Avaliações – O Alvo de Raul Fontoura

Os jogadores constroem identidades vulneráveis de meninos e se observam, esperando que um deles baixe as cartas e fazendo o máximo possível para não serem o último – o Alvo. O jogo espelha o comportamento tóxico masculino de nomear um bode expiatório, e nele descontar suas frustrações coletivas.

Avaliações da Fase 3

Carta de amor – Alan Silva

Adorável, Raul

É estranho escrever uma carta de amor. Não foi um hábito construído na minha infância, aliás, eu tenho certas dificuldades de expressar o afeto. Mas, felizmente existem as palavras e eu acredito que sou muito boa com elas. Lendo o Alvo senti uma vontade intensa de dizer o quanto eu amo esse jogo mesmo não jogando-o.

Amar este jogo é acrescentar tecnicamente a minha profissão de designer de jogo e pessoalmente como Alan. Ler este jogo foi uma das melhores sensações que tive em toda a minha vida, sinto-me confiante e seguro que temos excelentes jogos feitos por excelentes designers de jogo que tenham responsabilidade social.

Este jogo preenche um vazio que habitava em minha vida desde 2012. O jogo está pronto para jogar na hora, sendo assim facilita o início da partida. O Alvo também aborda um tema sensível (com um final que exige uma reflexão a longo prazo de quem participou) com brilhantismo, com a possibilidade de ter ajustes potencializando o propósito. A forma como foi elaborado este protótipo é sem dúvidas um exemplo atual para pessoas que queiram desenvolver jogos narrativos.

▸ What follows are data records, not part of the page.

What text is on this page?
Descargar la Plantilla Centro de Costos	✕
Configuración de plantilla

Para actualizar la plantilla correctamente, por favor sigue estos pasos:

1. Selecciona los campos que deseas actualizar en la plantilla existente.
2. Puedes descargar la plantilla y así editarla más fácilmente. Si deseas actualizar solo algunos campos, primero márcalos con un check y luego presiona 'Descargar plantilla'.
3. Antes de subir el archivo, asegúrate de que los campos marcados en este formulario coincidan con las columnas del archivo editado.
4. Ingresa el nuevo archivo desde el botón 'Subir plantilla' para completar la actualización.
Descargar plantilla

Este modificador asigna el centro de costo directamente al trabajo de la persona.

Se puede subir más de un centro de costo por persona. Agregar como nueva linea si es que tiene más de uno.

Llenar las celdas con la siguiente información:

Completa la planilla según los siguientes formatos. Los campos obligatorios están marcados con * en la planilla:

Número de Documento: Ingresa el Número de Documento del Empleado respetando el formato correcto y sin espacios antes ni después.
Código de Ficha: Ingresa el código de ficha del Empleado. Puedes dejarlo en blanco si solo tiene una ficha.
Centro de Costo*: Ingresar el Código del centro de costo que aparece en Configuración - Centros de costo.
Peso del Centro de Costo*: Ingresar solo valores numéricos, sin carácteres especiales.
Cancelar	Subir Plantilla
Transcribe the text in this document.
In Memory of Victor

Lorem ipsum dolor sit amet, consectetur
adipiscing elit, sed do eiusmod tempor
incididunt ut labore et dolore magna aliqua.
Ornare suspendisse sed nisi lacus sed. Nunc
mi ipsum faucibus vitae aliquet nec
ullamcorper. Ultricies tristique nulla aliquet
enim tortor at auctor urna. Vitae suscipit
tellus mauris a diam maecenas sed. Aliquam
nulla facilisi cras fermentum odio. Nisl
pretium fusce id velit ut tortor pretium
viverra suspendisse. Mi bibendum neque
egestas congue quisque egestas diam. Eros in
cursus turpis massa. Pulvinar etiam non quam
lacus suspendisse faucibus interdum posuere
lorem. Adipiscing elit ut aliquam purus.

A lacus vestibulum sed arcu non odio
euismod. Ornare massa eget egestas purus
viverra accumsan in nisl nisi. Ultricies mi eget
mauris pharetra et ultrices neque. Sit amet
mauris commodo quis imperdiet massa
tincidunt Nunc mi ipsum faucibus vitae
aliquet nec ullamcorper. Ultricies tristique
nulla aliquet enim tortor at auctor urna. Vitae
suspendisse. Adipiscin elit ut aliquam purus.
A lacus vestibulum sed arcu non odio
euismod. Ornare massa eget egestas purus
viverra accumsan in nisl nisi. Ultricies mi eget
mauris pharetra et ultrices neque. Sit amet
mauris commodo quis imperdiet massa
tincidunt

Eu desejo profundamente que o meu sentimento de gratidão perdure para toda a sua vida e que isso seja recíproco.

Sinceramente,

Alan Silva.

Carta de amor – Seculares

Após uma difícil deliberação, da qual participaram tantos jogos incríveis cujos temas foram derivados de questões sociais e de identidade super atuais, chegamos finalmente a uma conclusão.

O Alvo, jogo criado por Raul Fontoura que lida com a toxicidade masculina e identidade, leva os jogadores a adotarem as personas de jovens garotos, cujo objetivo é o de não tornar-se o referido alvo, um bode expiatório no qual o grupo descontará todas as suas frustrações coletivas, e as dificuldades de encontrarem suas próprias identidades no mundo masculino.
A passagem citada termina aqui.